I have thus far carried my narrative down to the time at which my public mediumship closed with my marriage in 1858. Of the five years spent in New York, I have spoken only in the general manner of the present chapter, though were I to enter upon the field of particulars I should have to weary the reader’s patience with a second volume. I will only relate two episodes of that interesting period: the phosphorus affair, and the affair of the Harvard professors, for reasons which will be apparent. But I must give them each a chapter to itself.

[11] In this I but followed in the rut of custom. I do not now approve of crapes and lugubrious mourning. Why thus parade insignia of mourning for the mere disappearance of those whom we know to be now more alive than when they were fettered by the bonds of sublunary life—far, far happier and higher—and not less near and loving to us than they had been when we could see, hear, and feel them with our natural senses? Our immoderate grief only grieves them. Spiritualism will, one day, put an end to the trade in crape, “and,” the scribe might well add, “the enormous exactions of the undertaker, which often impoverish the living but sincere mourners.”


CHAPTER XX.
PHOSPHORUS.

Spirit Lights Visible at Dark Séances—Private Circle in Jersey City in 1857—Solid Granules of Phosphorus Appearing in Earth which I had Touched—Surprising and Distressing Letter—The Good Spirits and Daniel Underhill to the Rescue—Benjamin Franklin—Marriage to D. Underhill, November 2, 1858, and Close of My Public Mediumship—Analogous Phenomena in Private at Home.

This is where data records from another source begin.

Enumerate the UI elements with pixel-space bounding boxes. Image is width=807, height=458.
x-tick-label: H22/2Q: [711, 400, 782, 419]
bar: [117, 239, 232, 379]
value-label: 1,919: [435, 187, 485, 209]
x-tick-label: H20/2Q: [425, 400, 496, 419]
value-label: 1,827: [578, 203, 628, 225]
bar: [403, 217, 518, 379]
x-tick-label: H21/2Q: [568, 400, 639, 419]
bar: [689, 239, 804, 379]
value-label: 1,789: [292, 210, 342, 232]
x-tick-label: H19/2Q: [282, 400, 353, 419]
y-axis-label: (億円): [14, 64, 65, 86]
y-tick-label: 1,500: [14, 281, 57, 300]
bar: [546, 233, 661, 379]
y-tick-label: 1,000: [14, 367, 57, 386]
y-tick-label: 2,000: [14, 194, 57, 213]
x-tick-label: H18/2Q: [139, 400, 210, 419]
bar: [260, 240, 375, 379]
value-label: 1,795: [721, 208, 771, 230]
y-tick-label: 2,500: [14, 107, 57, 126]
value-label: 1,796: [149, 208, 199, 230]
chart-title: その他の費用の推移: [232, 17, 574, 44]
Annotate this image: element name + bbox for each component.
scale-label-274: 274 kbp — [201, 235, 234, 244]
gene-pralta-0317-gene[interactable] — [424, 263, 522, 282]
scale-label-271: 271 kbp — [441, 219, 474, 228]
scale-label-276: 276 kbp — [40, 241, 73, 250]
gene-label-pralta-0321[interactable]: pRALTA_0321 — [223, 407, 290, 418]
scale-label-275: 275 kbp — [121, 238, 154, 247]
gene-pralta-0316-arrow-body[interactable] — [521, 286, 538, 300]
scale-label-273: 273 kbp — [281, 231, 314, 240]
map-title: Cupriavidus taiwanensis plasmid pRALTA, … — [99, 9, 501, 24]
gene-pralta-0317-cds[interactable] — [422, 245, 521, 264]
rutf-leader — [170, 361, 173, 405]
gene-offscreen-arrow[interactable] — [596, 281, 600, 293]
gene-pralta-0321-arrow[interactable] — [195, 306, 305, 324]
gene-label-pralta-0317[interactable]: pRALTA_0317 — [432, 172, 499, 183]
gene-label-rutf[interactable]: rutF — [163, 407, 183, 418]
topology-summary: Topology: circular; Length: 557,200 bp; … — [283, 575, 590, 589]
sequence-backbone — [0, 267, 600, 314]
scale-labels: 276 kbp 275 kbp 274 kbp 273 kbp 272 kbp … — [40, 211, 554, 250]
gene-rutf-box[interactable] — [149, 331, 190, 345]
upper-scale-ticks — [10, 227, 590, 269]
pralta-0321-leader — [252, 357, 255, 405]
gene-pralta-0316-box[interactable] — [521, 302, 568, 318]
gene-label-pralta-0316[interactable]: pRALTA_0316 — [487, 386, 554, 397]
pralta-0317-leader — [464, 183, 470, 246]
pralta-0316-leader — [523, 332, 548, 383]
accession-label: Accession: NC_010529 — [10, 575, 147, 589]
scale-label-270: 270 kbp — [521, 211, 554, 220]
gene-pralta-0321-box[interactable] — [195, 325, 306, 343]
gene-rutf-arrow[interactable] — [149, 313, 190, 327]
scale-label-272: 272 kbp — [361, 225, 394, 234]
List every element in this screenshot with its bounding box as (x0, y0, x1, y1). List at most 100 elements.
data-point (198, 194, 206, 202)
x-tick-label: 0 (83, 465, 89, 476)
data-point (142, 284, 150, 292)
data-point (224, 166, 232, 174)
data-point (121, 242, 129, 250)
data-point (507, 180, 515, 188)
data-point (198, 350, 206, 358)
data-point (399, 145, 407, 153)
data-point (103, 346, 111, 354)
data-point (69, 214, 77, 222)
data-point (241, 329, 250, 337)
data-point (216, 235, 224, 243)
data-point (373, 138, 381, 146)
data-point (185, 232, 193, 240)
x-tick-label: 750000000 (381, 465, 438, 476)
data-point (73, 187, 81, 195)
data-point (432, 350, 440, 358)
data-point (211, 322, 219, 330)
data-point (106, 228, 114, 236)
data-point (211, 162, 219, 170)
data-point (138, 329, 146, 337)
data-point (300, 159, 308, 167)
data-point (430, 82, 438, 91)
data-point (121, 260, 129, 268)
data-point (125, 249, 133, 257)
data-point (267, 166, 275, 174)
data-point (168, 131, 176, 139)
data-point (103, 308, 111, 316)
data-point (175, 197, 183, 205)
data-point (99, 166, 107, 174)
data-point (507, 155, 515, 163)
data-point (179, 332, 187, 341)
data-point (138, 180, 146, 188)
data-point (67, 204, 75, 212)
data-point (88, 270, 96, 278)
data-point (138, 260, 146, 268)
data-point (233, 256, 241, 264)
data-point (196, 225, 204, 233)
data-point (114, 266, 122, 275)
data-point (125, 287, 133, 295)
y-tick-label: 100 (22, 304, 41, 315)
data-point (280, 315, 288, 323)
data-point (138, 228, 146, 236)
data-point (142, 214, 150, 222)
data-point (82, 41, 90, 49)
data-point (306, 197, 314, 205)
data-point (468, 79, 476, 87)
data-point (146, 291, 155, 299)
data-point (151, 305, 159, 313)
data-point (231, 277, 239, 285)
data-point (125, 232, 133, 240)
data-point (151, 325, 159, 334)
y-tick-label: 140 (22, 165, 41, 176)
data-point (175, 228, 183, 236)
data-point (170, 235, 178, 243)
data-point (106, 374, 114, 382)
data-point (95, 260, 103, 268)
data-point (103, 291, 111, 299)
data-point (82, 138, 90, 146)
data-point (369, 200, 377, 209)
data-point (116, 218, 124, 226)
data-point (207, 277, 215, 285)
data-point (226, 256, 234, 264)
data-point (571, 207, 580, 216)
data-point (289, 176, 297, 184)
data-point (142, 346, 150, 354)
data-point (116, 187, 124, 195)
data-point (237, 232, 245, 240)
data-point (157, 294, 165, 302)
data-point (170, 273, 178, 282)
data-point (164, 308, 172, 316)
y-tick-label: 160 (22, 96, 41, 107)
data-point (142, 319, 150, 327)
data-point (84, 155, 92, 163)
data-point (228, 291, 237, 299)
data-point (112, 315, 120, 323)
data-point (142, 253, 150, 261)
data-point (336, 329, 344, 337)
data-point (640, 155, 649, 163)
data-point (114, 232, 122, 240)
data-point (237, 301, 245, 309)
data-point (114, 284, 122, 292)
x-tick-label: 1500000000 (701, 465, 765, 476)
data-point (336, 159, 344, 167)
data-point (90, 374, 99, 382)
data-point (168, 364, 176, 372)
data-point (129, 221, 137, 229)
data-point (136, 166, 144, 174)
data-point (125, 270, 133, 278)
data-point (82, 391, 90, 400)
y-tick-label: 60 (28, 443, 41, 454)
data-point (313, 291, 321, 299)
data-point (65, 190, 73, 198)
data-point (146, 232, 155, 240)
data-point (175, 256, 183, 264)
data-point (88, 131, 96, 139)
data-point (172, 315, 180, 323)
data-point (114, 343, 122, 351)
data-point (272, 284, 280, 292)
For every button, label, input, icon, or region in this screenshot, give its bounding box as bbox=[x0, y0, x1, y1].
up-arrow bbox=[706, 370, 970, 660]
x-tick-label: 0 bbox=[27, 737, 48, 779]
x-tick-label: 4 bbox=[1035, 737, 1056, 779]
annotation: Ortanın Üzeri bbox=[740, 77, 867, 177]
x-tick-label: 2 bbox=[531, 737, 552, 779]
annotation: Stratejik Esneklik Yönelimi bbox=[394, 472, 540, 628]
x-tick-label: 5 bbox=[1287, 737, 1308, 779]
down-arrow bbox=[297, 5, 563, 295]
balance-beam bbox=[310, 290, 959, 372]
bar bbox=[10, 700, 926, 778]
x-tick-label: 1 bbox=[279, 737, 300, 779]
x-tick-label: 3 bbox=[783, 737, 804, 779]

I will here relate from my experiences a curious and, so far as I know, novel chapter in the records of Modern Spiritualism, namely, the production of solid granulated phosphorus by Spirits.

It will be seen that that phenomenon actually occurred through my mediumship, though under circumstances and appearances highly suggestive (to our enemies) of trickery on my part, and such as naturally to awaken uneasiness in the minds of friends whom long experience with me should have made, and had made, suspicion-proof in regard to me and my Spirit guides; and that for nearly nine months I was made very unhappy for the want of confirmatory evidence as to the real objective genuineness of the phenomenon sufficient to silence cavil and compel conviction. My unhappiness proceeded from the consciousness that some friends had doubted more or less (though never going the length of signifying doubt to myself), while I could not know who, nor how far doubt had taken distinct shape in their minds. To a person of my temperament and temper, however sustained by pride and conscious innocence, I cannot easily conceive a more painful situation. But thank God (and the good Spirits who have never failed me in the long run), this invisible cloud which for months chilled the atmosphere of my life, as a distressful something keenly felt though not to be seen, cleared off like the evaporation of dew from the surface of a mirror, as will be seen below.